The scheduling trap

Arbitrage
Visit completion by mandated frequency vintage

Your speech therapy private practice has a scheduling problem—you just don't know it.

If you're working with therapy clients who have session mandates—whether from IEPs, 504 plans, or other service agreements—you know how crucial it is to meet those required frequencies. But here's the thing: data shows most practices are nowhere close to meeting these mandates.

A big component of this issue comes down to scheduling.

Many therapists schedule sessions as recurring appointments evenly distributed across the month, adopting a "set it and forget it" approach. That means even one absence (and you know that absence is coming) can derail your compliance. For example, 98% of children scheduled for 12 visits per month complete at least 4 visits in that month. In contrast, only 51% of children scheduled for 4 visits per month complete all 4 visits.

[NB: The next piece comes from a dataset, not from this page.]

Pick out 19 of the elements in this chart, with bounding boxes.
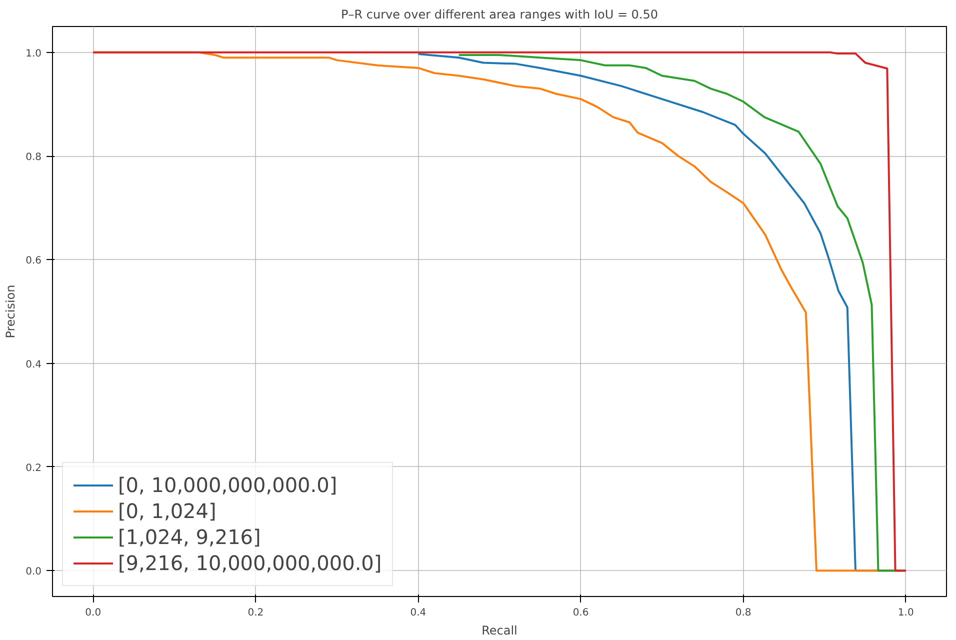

Why the drastic difference?

Think about it. Absences happen. A child scheduled for 12 visits per month likely has their 4th visit in the first or second week. However, a child scheduled for only 4 visits per month typically has their 4th visit in the last week. If they are absent, there's little to no time left to make it up.

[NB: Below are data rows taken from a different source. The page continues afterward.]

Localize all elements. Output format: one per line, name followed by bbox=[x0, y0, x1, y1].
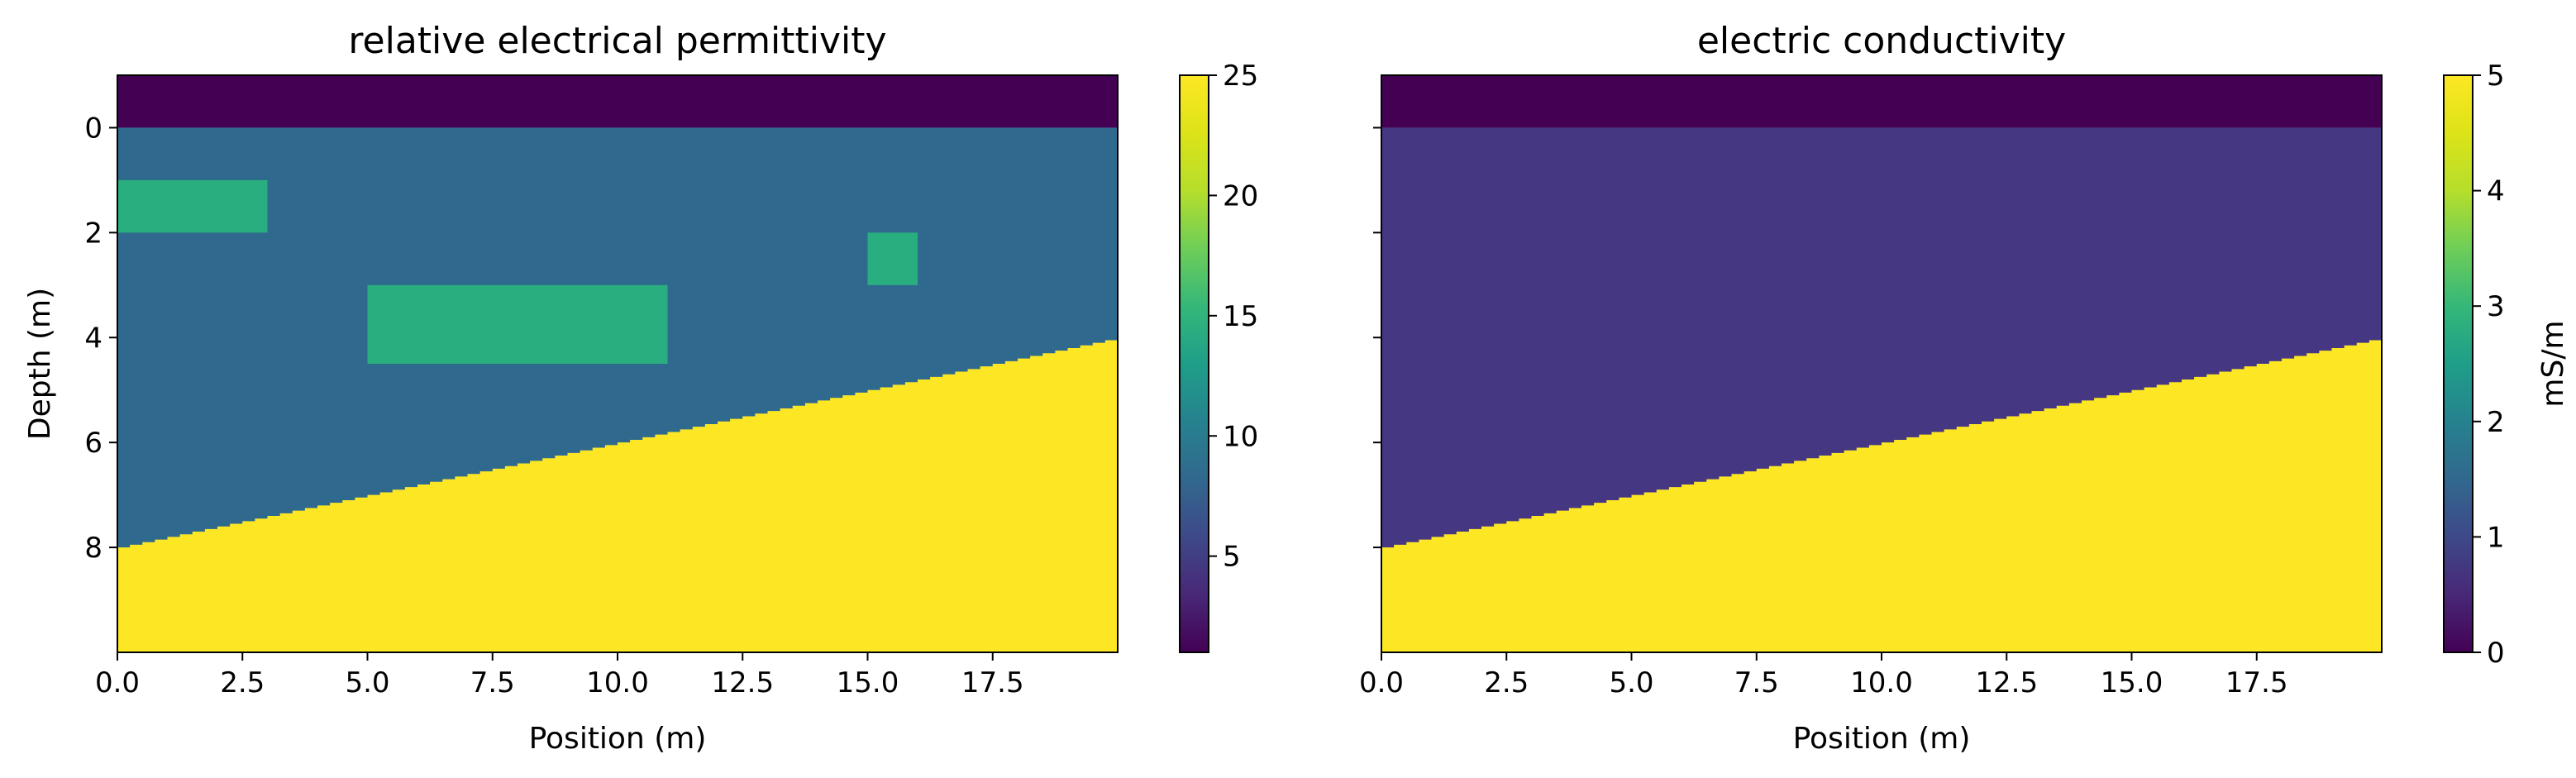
colorbar-tick-label: 15 bbox=[1223, 300, 1258, 333]
y-tick-label: 4 bbox=[84, 322, 103, 355]
top-layer-cell bbox=[1381, 75, 2382, 128]
y-tick-label: 8 bbox=[84, 532, 103, 565]
conductivity-colorbar-ticks: 0 1 2 3 4 5 bbox=[2473, 60, 2505, 670]
x-tick-label: 15.0 bbox=[837, 666, 899, 699]
conductivity-colorbar-gradient bbox=[2443, 74, 2473, 653]
y-tick-label: 0 bbox=[84, 112, 103, 145]
x-tick-label: 12.5 bbox=[711, 666, 774, 699]
permittivity-colorbar: 5 10 15 20 25 bbox=[1179, 60, 1258, 653]
colorbar-tick-label: 4 bbox=[2487, 175, 2505, 208]
permittivity-colorbar-gradient bbox=[1179, 74, 1209, 653]
permittivity-y-ticks: 0 2 4 6 8 bbox=[84, 112, 117, 565]
top-layer-cell bbox=[117, 75, 1118, 128]
conductivity-colorbar: 0 1 2 3 4 5 mS/m bbox=[2443, 60, 2570, 670]
permittivity-x-ticks: 0.0 2.5 5.0 7.5 10.0 12.5 15.0 17.5 bbox=[95, 652, 1024, 699]
colorbar-tick-label: 20 bbox=[1223, 179, 1258, 212]
inclusion-cell bbox=[117, 179, 268, 233]
x-tick-label: 12.5 bbox=[1975, 666, 2038, 699]
x-tick-label: 17.5 bbox=[2225, 666, 2288, 699]
y-tick-label: 6 bbox=[84, 427, 103, 460]
permittivity-x-label: Position (m) bbox=[529, 722, 707, 756]
x-tick-label: 2.5 bbox=[1484, 666, 1529, 699]
x-tick-label: 10.0 bbox=[1850, 666, 1913, 699]
bottom-layer-cell bbox=[117, 340, 1118, 652]
x-tick-label: 2.5 bbox=[220, 666, 265, 699]
conductivity-x-ticks: 0.0 2.5 5.0 7.5 10.0 12.5 15.0 17.5 bbox=[1359, 652, 2288, 699]
permittivity-panel: 0.0 2.5 5.0 7.5 10.0 12.5 15.0 17.5 0 2 4 6 8 relat… bbox=[23, 20, 1258, 756]
conductivity-title: electric conductivity bbox=[1697, 20, 2066, 62]
permittivity-title: relative electrical permittivity bbox=[348, 20, 886, 62]
colorbar-tick-label: 10 bbox=[1223, 420, 1258, 453]
x-tick-label: 5.0 bbox=[345, 666, 389, 699]
colorbar-tick-label: 5 bbox=[2487, 60, 2505, 93]
y-tick-label: 2 bbox=[84, 217, 103, 250]
permittivity-y-label: Depth (m) bbox=[23, 288, 57, 440]
x-tick-label: 7.5 bbox=[470, 666, 515, 699]
colorbar-tick-label: 0 bbox=[2487, 637, 2505, 670]
conductivity-x-label: Position (m) bbox=[1793, 722, 1971, 756]
inclusion-cell bbox=[867, 232, 918, 285]
colorbar-tick-label: 25 bbox=[1223, 60, 1258, 93]
x-tick-label: 7.5 bbox=[1734, 666, 1779, 699]
colorbar-tick-label: 1 bbox=[2487, 521, 2505, 554]
permittivity-colorbar-ticks: 5 10 15 20 25 bbox=[1209, 60, 1258, 574]
x-tick-label: 0.0 bbox=[95, 666, 140, 699]
inclusion-cell bbox=[367, 284, 668, 364]
conductivity-panel: 0.0 2.5 5.0 7.5 10.0 12.5 15.0 17.5 electric co… bbox=[1359, 20, 2570, 756]
x-tick-label: 15.0 bbox=[2101, 666, 2163, 699]
x-tick-label: 0.0 bbox=[1359, 666, 1404, 699]
colorbar-tick-label: 5 bbox=[1223, 541, 1241, 574]
conductivity-y-ticks bbox=[1373, 126, 1381, 549]
x-tick-label: 17.5 bbox=[961, 666, 1024, 699]
colorbar-tick-label: 2 bbox=[2487, 406, 2505, 439]
conductivity-plot-area bbox=[1381, 75, 2382, 653]
permittivity-plot-area bbox=[117, 75, 1118, 653]
x-tick-label: 5.0 bbox=[1609, 666, 1653, 699]
conductivity-colorbar-label: mS/m bbox=[2536, 320, 2570, 407]
x-tick-label: 10.0 bbox=[586, 666, 649, 699]
bottom-layer-cell bbox=[1381, 340, 2382, 652]
colorbar-tick-label: 3 bbox=[2487, 290, 2505, 323]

That's where front-loading comes in.

Instead of spreading your required visits evenly across the entire month, front-load them. For example, if a client has a frequency of 4 sessions a month, schedule those 4 visits within the first two weeks. This gives you the remaining weeks as a buffer for makeups, cancellations, or unexpected absences. You're being proactive, not reactive.

It's a simple shift in scheduling strategy, but the impact on meeting visit mandates, reducing unrealized sessions, and improving overall efficiency can be significant.

With better data and an improved scheduling strategy, one practice reduced unrealized visits from 43.3% to 8.7%.